The third QDLP fund invests in high-yield fixed and floating rate corporate debt instruments, primarily listed or traded on recognized markets in North America and Europe.
“The compelling income-generation potential on offer, combined with the large size of the asset class and relatively low sensitivity to interest rate moves, warrants a long-term, core allocation within a broader portfolio,” says Martin Horne, Barings head of global public fixed income.
“Our team, with over a 20-year track record managing high-yield bonds, undertakes rigorous bottom-up analysis on nearly every opportunity in the market, an approach that positions the team to capture the best available relative-value investment opportunities.”
Shelley Liu, country head of Barings China, adds: “We will continue to leverage our global investment platform to provide access to diversified global investment solutions to our clients in China.”
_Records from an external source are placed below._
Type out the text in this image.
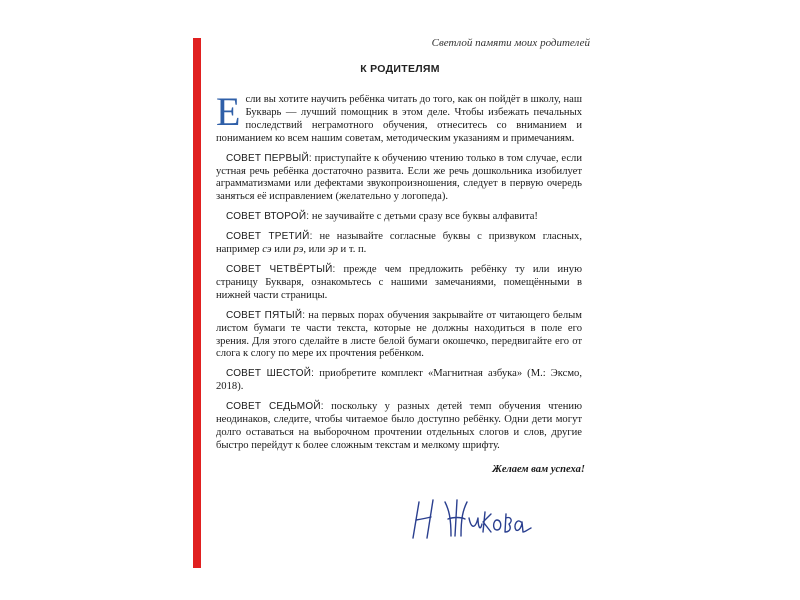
Светлой памяти моих родителей
К РОДИТЕЛЯМ

Если вы хотите научить ребёнка читать до того, как он пойдёт в школу, наш Букварь — лучший помощник в этом деле. Чтобы избежать печальных последствий неграмотного обучения, отнеситесь со вниманием и пониманием ко всем нашим советам, методическим указаниям и примечаниям.

СОВЕТ ПЕРВЫЙ: приступайте к обучению чтению только в том случае, если устная речь ребёнка достаточно развита. Если же речь дошкольника изобилует аграмматизмами или дефектами звукопроизношения, следует в первую очередь заняться её исправлением (желательно у логопеда).

СОВЕТ ВТОРОЙ: не заучивайте с детьми сразу все буквы алфавита!

СОВЕТ ТРЕТИЙ: не называйте согласные буквы с призвуком гласных, например сэ или рэ, или эр и т. п.

СОВЕТ ЧЕТВЁРТЫЙ: прежде чем предложить ребёнку ту или иную страницу Букваря, ознакомьтесь с нашими замечаниями, помещёнными в нижней части страницы.

СОВЕТ ПЯТЫЙ: на первых порах обучения закрывайте от читающего белым листом бумаги те части текста, которые не должны находиться в поле его зрения. Для этого сделайте в листе белой бумаги окошечко, передвигайте его от слога к слогу по мере их прочтения ребёнком.

СОВЕТ ШЕСТОЙ: приобретите комплект «Магнитная азбука» (М.: Эксмо, 2018).

СОВЕТ СЕДЬМОЙ: поскольку у разных детей темп обучения чтению неодинаков, следите, чтобы читаемое было доступно ребёнку. Одни дети могут долго оставаться на выборочном прочтении отдельных слогов и слов, другие быстро перейдут к более сложным текстам и мелкому шрифту.

Желаем вам успеха!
Barings says its global high-yield platform comprises of over 90 investment professionals, with a significant presence across US and European markets, and provides the expertise required to thoroughly analyze the fundamentals of every underwritten credit.
The investment manager also notes that environmental, social and governance ( ESG ) analysis is integrated into its bottom-up credit analysis. “Not only does ESG assessment have a direct impact on our internal credit grades, but it also factors into the team’s relative value decisions,” the firm adds.
Barings has been awarded an A+ rating, the highest award, for Strategy & Governance in the annual United Nations’ Principles for Responsible Investment ( PRI ) assessment for the third year in a row since 2018.